Businesses ‘missing a trick’ by waiting for FTTP despite superfast internet

Businesses ‘missing a trick’ by waiting for FTTP despite superfast internet

The UK is making great strides in improving its connectivity thanks to superfast internet access, which will prove beneficial to both businesses and communities.

While organisations are always on the lookout for bigger and better, those who are choosing to hold out for fibre-to-the-premises (FTTP) are 'missing a trick', according to Zen Internet.

Andrew Saunders, head of product management and marketing at the organisation, said that companies are being led to believe that they must have superfast broadband delivered via fibre directly to their premises, with anything less than this being unsatisfactory.

"The government is working with the industry to try to deliver Europe's fastest broadband network by 2015 and we hope that they succeed, but meanwhile the needs of businesses can be met right now from existing fibre-to-the-cabinet (FTTC) options, and this is not being made clear," he added.

FTTC works through a link from the local exchange and the cabinet out in the street. The connection from here to the office is then made with copper, which is the same for ADSL services, where the metal works very well over short distances and is able to carry high-speed internet.

It comes in the wake of mounting criticism that there is a lack of investment and ambition being demonstrated by key infrastructure providers and the government in delivering the fibre services extensively throughout the UK.

"Over half of premises in the UK can already access FTTC broadband, a solution which avoids disruption and guarantees high performance and reliability. Most organisations don't need the 330Mbps promised by FTTP, and will find 80Mbps more than enough and large enterprises demand bespoke solutions, so for them the debate is largely redundant," Mr Saunders explained.

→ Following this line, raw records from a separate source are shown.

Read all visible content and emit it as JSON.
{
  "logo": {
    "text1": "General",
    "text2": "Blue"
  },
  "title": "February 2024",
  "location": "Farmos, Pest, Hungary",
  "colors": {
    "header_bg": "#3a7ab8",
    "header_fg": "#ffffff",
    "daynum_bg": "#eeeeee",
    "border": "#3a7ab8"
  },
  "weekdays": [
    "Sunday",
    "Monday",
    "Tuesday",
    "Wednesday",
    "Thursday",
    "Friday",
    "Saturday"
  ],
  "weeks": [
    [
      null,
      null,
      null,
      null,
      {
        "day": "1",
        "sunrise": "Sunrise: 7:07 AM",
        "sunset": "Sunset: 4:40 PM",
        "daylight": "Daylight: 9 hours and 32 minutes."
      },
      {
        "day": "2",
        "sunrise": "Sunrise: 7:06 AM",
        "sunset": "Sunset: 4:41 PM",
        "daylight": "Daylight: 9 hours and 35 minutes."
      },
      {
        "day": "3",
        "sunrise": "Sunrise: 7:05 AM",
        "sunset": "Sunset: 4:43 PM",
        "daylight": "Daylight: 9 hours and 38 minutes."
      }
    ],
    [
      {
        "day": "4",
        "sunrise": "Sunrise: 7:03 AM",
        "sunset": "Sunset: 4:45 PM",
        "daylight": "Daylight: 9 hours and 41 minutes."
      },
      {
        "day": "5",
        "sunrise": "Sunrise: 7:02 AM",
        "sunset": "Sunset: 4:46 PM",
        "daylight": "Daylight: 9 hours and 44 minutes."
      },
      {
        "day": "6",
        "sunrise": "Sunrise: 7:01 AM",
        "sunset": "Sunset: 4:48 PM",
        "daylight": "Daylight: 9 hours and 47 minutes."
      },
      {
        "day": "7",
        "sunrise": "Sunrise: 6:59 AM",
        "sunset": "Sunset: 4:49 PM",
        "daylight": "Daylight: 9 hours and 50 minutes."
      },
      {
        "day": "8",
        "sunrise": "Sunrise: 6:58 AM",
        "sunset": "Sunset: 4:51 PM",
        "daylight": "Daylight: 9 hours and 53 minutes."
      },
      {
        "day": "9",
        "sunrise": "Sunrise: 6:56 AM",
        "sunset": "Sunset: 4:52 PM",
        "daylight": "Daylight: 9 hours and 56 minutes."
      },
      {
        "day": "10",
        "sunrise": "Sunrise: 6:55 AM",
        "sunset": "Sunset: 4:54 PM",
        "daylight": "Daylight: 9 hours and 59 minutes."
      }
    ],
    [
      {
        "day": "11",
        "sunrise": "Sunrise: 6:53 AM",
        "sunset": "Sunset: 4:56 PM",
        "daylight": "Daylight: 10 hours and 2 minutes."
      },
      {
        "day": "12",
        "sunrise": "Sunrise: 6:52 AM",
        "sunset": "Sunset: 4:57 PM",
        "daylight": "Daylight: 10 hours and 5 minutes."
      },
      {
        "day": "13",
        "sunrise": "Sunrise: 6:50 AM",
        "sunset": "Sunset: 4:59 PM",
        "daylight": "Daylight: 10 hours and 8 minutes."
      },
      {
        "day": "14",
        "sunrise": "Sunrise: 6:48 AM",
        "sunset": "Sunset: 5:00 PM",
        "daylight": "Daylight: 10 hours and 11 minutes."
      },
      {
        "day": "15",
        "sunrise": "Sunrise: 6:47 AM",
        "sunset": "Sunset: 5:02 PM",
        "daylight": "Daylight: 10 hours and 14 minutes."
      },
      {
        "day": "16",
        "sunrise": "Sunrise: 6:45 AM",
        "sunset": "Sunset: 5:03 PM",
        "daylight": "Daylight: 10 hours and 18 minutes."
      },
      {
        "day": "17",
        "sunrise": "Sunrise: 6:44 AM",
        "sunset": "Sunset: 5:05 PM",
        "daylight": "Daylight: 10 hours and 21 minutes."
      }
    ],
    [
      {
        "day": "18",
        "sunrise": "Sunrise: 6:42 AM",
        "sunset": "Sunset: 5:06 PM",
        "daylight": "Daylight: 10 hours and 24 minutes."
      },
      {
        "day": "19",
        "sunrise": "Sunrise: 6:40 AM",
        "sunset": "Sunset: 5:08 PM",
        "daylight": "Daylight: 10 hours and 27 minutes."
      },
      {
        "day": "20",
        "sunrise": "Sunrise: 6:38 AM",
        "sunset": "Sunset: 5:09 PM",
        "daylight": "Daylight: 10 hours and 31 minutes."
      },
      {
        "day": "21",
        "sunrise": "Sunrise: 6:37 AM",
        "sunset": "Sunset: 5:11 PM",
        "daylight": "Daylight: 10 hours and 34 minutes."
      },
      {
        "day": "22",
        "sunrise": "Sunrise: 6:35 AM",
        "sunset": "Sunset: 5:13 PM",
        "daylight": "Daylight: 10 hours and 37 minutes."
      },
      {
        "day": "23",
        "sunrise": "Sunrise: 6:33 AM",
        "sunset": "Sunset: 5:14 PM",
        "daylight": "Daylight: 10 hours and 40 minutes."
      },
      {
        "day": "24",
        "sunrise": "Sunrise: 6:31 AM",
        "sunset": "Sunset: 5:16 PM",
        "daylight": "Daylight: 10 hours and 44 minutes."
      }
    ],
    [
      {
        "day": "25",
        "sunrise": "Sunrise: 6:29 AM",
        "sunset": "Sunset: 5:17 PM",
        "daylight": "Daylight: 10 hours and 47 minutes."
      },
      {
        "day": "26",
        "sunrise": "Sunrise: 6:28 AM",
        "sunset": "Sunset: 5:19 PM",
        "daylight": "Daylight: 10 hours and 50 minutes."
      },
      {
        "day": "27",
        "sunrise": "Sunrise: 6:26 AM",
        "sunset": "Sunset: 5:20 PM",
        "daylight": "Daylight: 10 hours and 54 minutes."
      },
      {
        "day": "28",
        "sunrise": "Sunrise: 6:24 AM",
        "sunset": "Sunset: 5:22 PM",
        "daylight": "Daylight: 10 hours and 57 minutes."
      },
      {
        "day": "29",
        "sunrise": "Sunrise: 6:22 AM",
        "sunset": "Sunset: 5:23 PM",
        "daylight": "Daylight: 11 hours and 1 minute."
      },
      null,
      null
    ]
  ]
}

Figures suggest that the take-up rate for superfast broadband in the UK currently stands at around 13 per cent, and it is hoped that as access grows across the country that that this number will rise steadily.

He noted that customers might not see the value in signing up to a faster service than they already have as they believe that the speed they currently get is more than enough for them.

"There are a range of FTTC options offering superfast, stable services, available immediately, and we would like to see a greater emphasis on how businesses can access these right now to benefit their day-to-day operations," Mr Saunders said.